On Sat, Jun 16, 2012 at 10:42 AM, Camaleón <noelamac@gmail.com> wrote:
> On Fri, 15 Jun 2012 19:56:59 -0400, Gilbert Sullivan wrote:
>> On 06/15/2012 12:58 PM, Camaleón wrote:
>
>>>> Thank you for your ideas, and I'll return to this thread when I have
>>>> any kind of information.
>>>
>>> Ok, keep us informed. I feel curious about what's going on here :-)
>>>
>> Just a note about an observation. Just for grins -- even though name
>> resolution was working fine -- I checked the contents of
>> /etc/resolv.conf. They are listed below:
>>
>> ----------------------------8<----------------------------
>> # Dynamic resolv.conf(5) file for glibc resolver(3) generated by
>> resolvconf(8)
>> #     DO NOT EDIT THIS FILE BY HAND -- YOUR CHANGES WILL BE OVERWRITTEN
>> nameserver 127.0.0.1
>> search wp.comcast.net
>> ----------------------------8<----------------------------
>>
>> This is with the system connected at a location that does use Comcast as
>> its ISP. But the contents of this file are not at all what I'd expect. I
>> tried adding
>>
>> dns-nameservers 208.67.222.222 208.67.220.220
>>
>> to /etc/network/interfaces. Rebooting made no difference in the contents
>> of /etc/resolv.conf. Is that because something weird is going on, or
>> because the changes in netscript that happened at the time of the update
>> have changed the way resolvconf works? I suspect the latter due to other
>> information available.
>
> If you are using the "resolvconf" package I bet you have to trust what
> the "/etc/revolv.conf" file warning says in uppercase about do not
> editing the file because is dynamically changed ;-)

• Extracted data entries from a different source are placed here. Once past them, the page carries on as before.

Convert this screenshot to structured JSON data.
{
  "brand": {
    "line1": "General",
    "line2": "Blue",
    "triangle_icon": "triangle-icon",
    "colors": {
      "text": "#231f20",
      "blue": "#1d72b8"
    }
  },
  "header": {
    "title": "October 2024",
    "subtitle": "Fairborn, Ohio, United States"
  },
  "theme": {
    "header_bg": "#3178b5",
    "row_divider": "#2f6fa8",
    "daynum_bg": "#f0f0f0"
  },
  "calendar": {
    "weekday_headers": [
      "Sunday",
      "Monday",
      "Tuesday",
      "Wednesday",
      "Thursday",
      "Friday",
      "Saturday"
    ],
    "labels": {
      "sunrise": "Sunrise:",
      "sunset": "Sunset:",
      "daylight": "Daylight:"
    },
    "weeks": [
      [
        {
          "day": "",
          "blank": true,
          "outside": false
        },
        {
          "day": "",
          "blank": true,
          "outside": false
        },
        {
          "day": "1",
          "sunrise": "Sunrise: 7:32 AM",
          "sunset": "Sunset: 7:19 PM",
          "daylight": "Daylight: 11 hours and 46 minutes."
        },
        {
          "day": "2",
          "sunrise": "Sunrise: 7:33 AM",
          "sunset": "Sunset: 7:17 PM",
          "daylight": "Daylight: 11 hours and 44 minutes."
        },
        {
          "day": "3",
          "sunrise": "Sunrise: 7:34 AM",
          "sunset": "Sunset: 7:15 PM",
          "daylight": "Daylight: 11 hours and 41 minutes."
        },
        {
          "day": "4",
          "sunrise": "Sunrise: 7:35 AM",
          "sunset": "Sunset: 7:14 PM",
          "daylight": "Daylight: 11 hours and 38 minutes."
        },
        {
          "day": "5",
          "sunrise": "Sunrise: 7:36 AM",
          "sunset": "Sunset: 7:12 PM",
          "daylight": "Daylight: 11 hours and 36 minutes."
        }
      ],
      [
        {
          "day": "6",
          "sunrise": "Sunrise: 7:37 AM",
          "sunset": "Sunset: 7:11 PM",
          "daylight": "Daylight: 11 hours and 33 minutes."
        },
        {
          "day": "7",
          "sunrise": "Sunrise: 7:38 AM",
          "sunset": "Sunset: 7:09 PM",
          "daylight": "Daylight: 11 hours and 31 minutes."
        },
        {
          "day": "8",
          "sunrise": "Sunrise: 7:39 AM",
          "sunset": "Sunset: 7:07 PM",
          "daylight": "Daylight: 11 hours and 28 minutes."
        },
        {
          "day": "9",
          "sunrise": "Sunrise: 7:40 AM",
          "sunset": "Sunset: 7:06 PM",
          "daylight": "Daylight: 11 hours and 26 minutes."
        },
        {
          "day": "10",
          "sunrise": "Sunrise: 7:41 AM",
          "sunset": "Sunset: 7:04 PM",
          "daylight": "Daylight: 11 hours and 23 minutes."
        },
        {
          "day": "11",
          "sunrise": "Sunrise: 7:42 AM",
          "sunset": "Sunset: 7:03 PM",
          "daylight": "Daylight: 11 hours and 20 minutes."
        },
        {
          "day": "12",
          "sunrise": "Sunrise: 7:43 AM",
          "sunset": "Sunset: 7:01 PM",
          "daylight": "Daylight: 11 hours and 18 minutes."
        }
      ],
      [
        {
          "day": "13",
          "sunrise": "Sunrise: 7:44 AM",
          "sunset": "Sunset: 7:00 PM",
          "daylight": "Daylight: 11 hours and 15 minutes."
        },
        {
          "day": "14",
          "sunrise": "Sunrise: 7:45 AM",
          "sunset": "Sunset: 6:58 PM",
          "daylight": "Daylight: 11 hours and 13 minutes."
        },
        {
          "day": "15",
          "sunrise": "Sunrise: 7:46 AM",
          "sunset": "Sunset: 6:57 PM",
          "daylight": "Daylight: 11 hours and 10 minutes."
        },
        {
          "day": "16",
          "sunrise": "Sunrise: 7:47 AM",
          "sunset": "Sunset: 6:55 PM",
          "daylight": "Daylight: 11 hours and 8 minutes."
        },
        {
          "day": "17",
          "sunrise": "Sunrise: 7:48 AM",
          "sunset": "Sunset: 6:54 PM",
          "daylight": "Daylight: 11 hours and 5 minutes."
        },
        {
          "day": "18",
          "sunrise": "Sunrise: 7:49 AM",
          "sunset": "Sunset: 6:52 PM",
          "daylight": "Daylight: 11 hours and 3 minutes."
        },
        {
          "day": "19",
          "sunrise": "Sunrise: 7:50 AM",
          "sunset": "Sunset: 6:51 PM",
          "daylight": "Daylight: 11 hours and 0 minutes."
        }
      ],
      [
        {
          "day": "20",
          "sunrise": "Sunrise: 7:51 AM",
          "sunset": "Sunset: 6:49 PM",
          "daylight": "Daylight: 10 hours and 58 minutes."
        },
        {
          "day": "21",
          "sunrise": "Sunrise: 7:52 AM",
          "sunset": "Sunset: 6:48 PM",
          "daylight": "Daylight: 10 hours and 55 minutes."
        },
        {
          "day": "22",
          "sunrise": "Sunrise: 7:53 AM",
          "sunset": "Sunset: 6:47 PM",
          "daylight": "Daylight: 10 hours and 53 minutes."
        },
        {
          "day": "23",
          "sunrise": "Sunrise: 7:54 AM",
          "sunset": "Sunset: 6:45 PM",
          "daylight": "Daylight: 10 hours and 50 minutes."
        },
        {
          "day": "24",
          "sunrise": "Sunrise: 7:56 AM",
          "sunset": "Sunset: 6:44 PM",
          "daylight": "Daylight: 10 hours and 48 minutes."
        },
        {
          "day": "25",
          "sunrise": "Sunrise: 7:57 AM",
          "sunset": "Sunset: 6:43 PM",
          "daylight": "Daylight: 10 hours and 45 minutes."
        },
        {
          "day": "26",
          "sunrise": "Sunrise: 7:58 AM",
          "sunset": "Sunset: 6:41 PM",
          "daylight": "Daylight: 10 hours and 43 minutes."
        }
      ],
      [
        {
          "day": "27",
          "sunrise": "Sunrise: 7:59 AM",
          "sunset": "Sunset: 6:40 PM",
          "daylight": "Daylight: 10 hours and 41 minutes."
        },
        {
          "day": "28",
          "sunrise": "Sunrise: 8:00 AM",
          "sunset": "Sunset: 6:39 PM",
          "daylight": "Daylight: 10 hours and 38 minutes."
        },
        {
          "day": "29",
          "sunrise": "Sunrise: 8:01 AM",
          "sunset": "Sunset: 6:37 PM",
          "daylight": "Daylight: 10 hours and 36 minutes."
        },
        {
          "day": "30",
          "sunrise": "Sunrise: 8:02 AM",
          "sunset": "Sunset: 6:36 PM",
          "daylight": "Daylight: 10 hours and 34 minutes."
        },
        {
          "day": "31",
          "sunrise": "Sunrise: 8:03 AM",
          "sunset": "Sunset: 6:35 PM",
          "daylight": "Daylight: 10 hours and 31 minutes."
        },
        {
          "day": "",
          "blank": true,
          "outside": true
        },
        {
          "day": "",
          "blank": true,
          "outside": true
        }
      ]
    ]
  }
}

Since you have "nameserver 127.0.0.1" in "/etc/resolv.conf", I'd guess
that you have dnsmasq running and that it forwards your queries to
208.67.222.222 and 208.67.220.220 when you specify them in
"/etc/network/interfaces".

If you are running dnsmasq, "ps ax o cmd | grep dnsmasq" should give
you the full command that launched it as well as the file that has the
"external" dns servers (that's what I used on a new Ubuntu 12.04
desktop install on which resolvconf and dnsmasq are installed by
default; the server's been spared dnsmasq...).